Frankenstein45.Com – 07 Mei 2026 | Rektorat Universitas Mataram (Unram) resmi menghentikan acara nonton bareng (nobar) film berjudul “Pesta Babi” yang dijadwalkan berlangsung pada tanggal tertentu. Keputusan tersebut diumumkan oleh Wakil Rektor Bidang Kemahasiswaan, Sujita, dengan alasan menjaga situasi tetap kondusif di lingkungan kampus.
Acara yang diprakarsai oleh kelompok mahasiswa dan dipublikasikan melalui media sosial itu menimbulkan protes dari sejumlah elemen mahasiswa, dosen, dan masyarakat umum yang menilai tema film tersebut mengandung unsur sensitif serta dapat menyinggung nilai moral dan budaya lokal.
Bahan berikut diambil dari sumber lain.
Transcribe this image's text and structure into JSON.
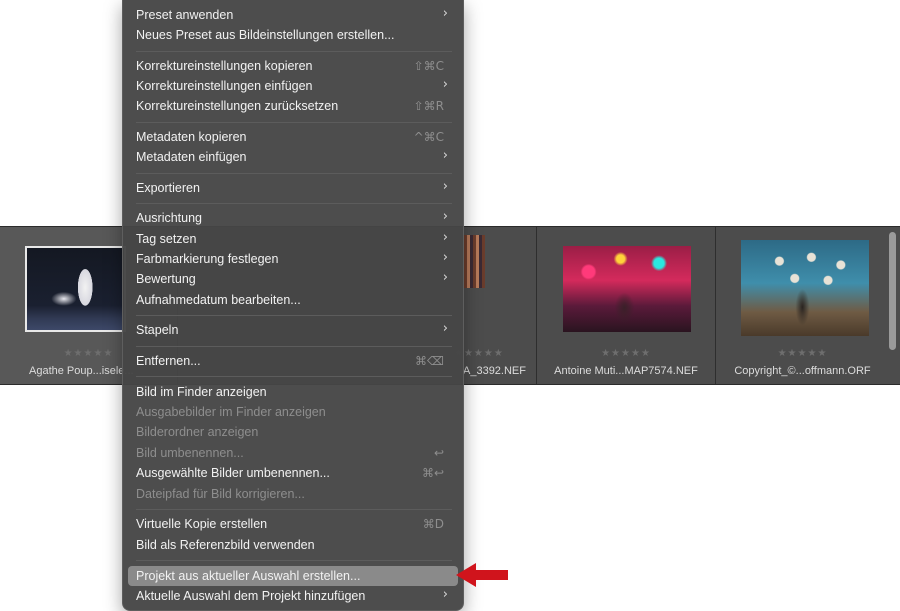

- Film “Pesta Babi” merupakan karya sutradara Dandhy Laksono yang mengangkat tema kontroversial tentang industri peternakan babi di Indonesia.
- Beberapa pihak mengkhawatirkan bahwa penayangan film tersebut di ruang terbuka kampus dapat memicu perdebatan yang mengganggu proses belajar mengajar.
- Rektorat menilai bahwa prioritas utama adalah menciptakan lingkungan akademik yang aman, nyaman, dan tidak menimbulkan provokasi.
Wakil Rektor Sujita menegaskan bahwa keputusan pembubaran bukan berarti menolak kebebasan berekspresi, melainkan menyesuaikan dengan kebijakan internal kampus yang melarang penyelenggaraan acara yang dapat memicu ketegangan sosial. Ia menambahkan bahwa pihak penyelenggara acara diharapkan dapat mengajukan program alternatif yang lebih sesuai dengan nilai-nilai universal dan etika akademik.
Reaksi mahasiswa terbagi. Sebagian mengapresiasi langkah rektorat yang dianggap bijaksana, sementara kelompok lain menilai keputusan tersebut sebagai bentuk sensor terhadap seni dan kebebasan akademik. Diskusi lebih lanjut dijadwalkan akan diadakan dalam pertemuan forum mahasiswa‑dosen pada minggu depan.
Kasus ini menambah deretan kontroversi seputar film “Pesta Babi” yang sejak dirilis menimbulkan perdebatan publik mengenai kebebasan artistik versus sensitivitas budaya. Pihak kampus Unram menegaskan kembali komitmen untuk menyeimbangkan kedua aspek tersebut demi terciptanya lingkungan pendidikan yang harmonis.